In handwriting or italic, the tall 's' was rather like the integral symbol, but when setting serifed font it looks pretty much like an 'f', but missing half or all the crossbar.
Just one example of why people need to be careful using this data. It's a very useful source, but I've been seeing a lot of uncritical uses cropping up. For example, some people are using it to track intellectual trends--- compare the graphs of Heidegger and Russell or so on. This can sometimes work, but depends heavily on: 1) uniqueness of names; and 2) the particular set of books included in Google's corpus (especially if comparing people not from the same exact area, like a scientist versus an artist).
Even with relatively unique names, it can be tricky. The case of completely or almost completely unique last names (like "Nietzsche") is easy, but with the available interface to the data, it's difficult to handle cases where First+Last is unique, but last alone isn't. You need to count things like "First Last" and "Last, First", plus variants like "First M. Last", without double-counting.

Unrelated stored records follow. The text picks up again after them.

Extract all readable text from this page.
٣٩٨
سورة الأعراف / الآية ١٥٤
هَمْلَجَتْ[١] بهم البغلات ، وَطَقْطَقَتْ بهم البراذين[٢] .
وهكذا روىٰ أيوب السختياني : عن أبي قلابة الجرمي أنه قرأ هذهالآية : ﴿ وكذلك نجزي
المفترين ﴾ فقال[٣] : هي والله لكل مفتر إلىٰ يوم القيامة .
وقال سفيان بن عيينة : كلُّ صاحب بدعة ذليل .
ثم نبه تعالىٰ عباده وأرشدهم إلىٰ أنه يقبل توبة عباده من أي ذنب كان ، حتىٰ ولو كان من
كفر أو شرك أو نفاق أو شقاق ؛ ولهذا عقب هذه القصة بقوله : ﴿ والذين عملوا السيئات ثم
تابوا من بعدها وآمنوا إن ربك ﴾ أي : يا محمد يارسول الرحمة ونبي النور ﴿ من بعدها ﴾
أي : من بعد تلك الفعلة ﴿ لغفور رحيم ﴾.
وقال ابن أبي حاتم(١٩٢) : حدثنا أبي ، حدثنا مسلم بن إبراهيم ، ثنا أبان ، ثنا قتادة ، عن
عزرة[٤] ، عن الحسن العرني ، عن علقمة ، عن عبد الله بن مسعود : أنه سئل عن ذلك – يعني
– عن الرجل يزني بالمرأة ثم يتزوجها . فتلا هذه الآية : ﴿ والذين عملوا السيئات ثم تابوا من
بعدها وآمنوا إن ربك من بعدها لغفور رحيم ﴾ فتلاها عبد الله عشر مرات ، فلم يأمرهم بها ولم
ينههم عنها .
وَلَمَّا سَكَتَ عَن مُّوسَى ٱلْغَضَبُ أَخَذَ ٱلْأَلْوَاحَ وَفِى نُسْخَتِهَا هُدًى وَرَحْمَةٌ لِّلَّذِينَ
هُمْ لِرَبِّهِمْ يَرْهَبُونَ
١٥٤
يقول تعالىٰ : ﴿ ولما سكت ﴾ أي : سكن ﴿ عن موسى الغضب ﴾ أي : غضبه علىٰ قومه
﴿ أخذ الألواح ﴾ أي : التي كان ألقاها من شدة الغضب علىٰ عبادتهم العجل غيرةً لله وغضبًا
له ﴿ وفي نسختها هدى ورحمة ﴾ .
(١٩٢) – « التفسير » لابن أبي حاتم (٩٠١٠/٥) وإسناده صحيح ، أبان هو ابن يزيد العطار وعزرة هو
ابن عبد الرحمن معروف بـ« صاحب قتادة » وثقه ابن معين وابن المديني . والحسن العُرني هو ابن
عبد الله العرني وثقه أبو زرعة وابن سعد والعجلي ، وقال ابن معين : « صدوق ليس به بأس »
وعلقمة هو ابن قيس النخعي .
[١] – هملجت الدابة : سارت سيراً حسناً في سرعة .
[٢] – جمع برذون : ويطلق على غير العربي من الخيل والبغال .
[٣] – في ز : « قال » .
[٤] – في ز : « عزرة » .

Multiple meanings for 'tits' are also a consideration. (Maybe my monitor or eyes suck, but I had to do a tits vs fuck only ngram search to see that the big spike is in fact tits.)
Yes, a quick look at the actual search hits shows that most of these books are in fact about birds, and a couple hits are citations and refer to a last name.
If a positive is a hit on one of the seven words, then aren't you saying there are a lot more "f"-"uck"s than there should be (via "suck")? I would have thought the reverse : than there would be more "f"-"hit"s - i.e. false negatives.
Does anyone else have a really hard time telling the difference between the green that's used for 'fuck', and the green that's used for 'tits'?
I don't think I'm suddenly going colour-blind but it strikes me as odd that google would pick two colours that are so close to each other for a graph that needs so few separate colours...
In handwriting or italic, the tall 's' was rather like the integral symbol, but when setting serifed font it looks pretty much like an 'f', but missing half or all the crossbar.